Il principale è George Simion, leader del partito di estrema destra AUR, ora in testa ai sondaggi del primo turno. Simion fa eco al messaggio anti-sistema di Georgescu e accusa l’establishment rumeno di un “colpo di Stato” orchestrato dall’Occidente. Simion, anch’egli indagato per istigazione pubblica, fa parte di un movimento più ampio che comprende Diana Șoșoacă e Victor Ponta, figure che mescolano populismo, nazionalismo e allineamento filorusso.
Deriva strategica nel centro democratico
I candidati pro-europei come Nicuș o Dan potrebbero essere ben posizionati per vincere il ballottaggio, ma il centro democratico rimane frammentato e reattivo. Il candidato della coalizione di governo, Crin Antonescu, è visto come una scelta di compromesso con scarso entusiasmo da parte dell’opinione pubblica. La campagna dell’USR di Elena Lasconi divide ulteriormente il voto centrista. L’assenza di una narrazione convincente da parte del mainstream ha ceduto spazio agli attori anti-sistema.
Questa deriva riflette carenze strutturali più ampie. La Romania soffre di povertà endemica, analfabetismo digitale e deficit di governance. Un terzo della popolazione è vittima dell’esclusione sociale. La disoccupazione giovanile rurale supera il 30%. Queste condizioni creano un terreno fertile per la disinformazione e l’alienazione. Nonostante ospiti i migliori talenti europei nel campo delle tecnologie dell’informazione, la Romania è ai primi posti nella classifica delle infrastrutture civiche digitali, un paradosso che gli attori ibridi sfruttano.
La fragile linea del fronte
La crisi della Romania ha messo in luce le lacune strategiche delle risposte della NATO e dell’UE alle minacce ibride. Gli strumenti attuali – attribuzione limitata, condivisione frammentata dell’intelligence e protocolli di escalation vaghi – sono insufficienti per le tattiche asimmetriche ora messe in campo dai nemici della NATO. Il caso rumeno non è stato una sorpresa; è stato il culmine di una campagna di lungo termine che si è sviluppata nel dominio digitale.

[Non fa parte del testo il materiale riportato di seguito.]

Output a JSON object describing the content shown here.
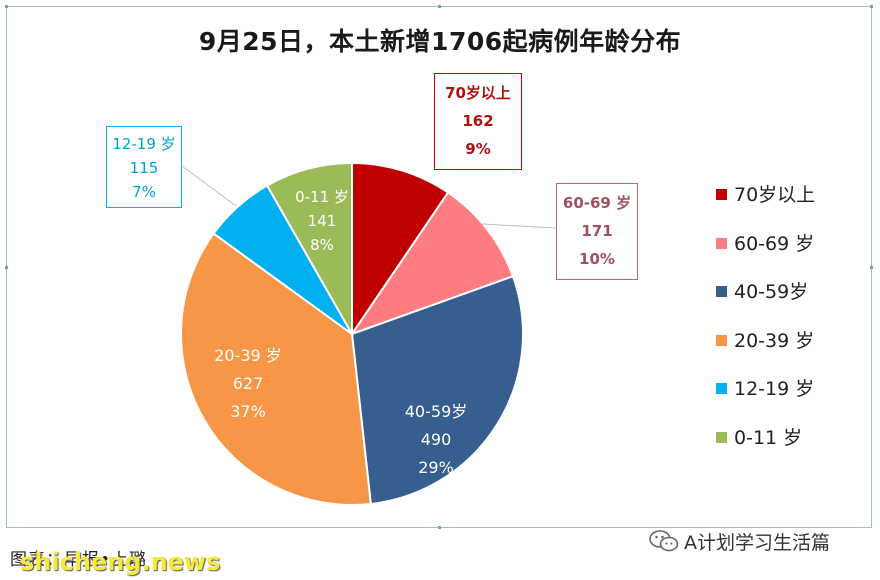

Ciò che la Romania richiede – e che la NATO e l’UE devono sostenere – non è solo la vigilanza, ma la resilienza. Ciò include investimenti nell’infrastruttura civica digitale, lo sviluppo di istituzioni di vigilanza indipendenti, la regolamentazione dei contenuti distribuiti dai giganti dei social media e la creazione di squadre di risposta rapida multipiattaforma in grado di smascherare e interrompere le operazioni informative prima che si radichino. Le soluzioni esistono: sviluppare una strategia coerente per i futuri rapporti dell’UE con la Russia che includa risposte agli attacchi ibridi, evitare un’estensione dell’influenza russa in Ucraina e un più ampio isolamento della Russia, introdurre un monitoraggio più centralizzato delle informazioni sulle minacce all’interno della NATO e un protocollo di escalation proporzionale per gli attacchi ibridi. Ciò che manca non sono le soluzioni, ma l’urgenza.
Oltre la Romania
La crisi elettorale della Romania non è un episodio isolato. È un avvertimento di ciò che accade quando le istituzioni si occupano dei sintomi senza affrontare le cause alla radice. Rimuovere i candidati estremisti antidemocratici è necessario, ma insufficiente. Senza una strategia proattiva per costruire la resilienza democratica, le democrazie rischiano di diventare tecnicamente ben difese ma sempre più svuotate dalla sfiducia.
Il contenimento ritarda le crisi, non le risolve. La questione è se le democrazie transatlantiche impareranno dalla Romania o si troveranno ad affrontare rotture simili con ancora meno scuse per l’inazione.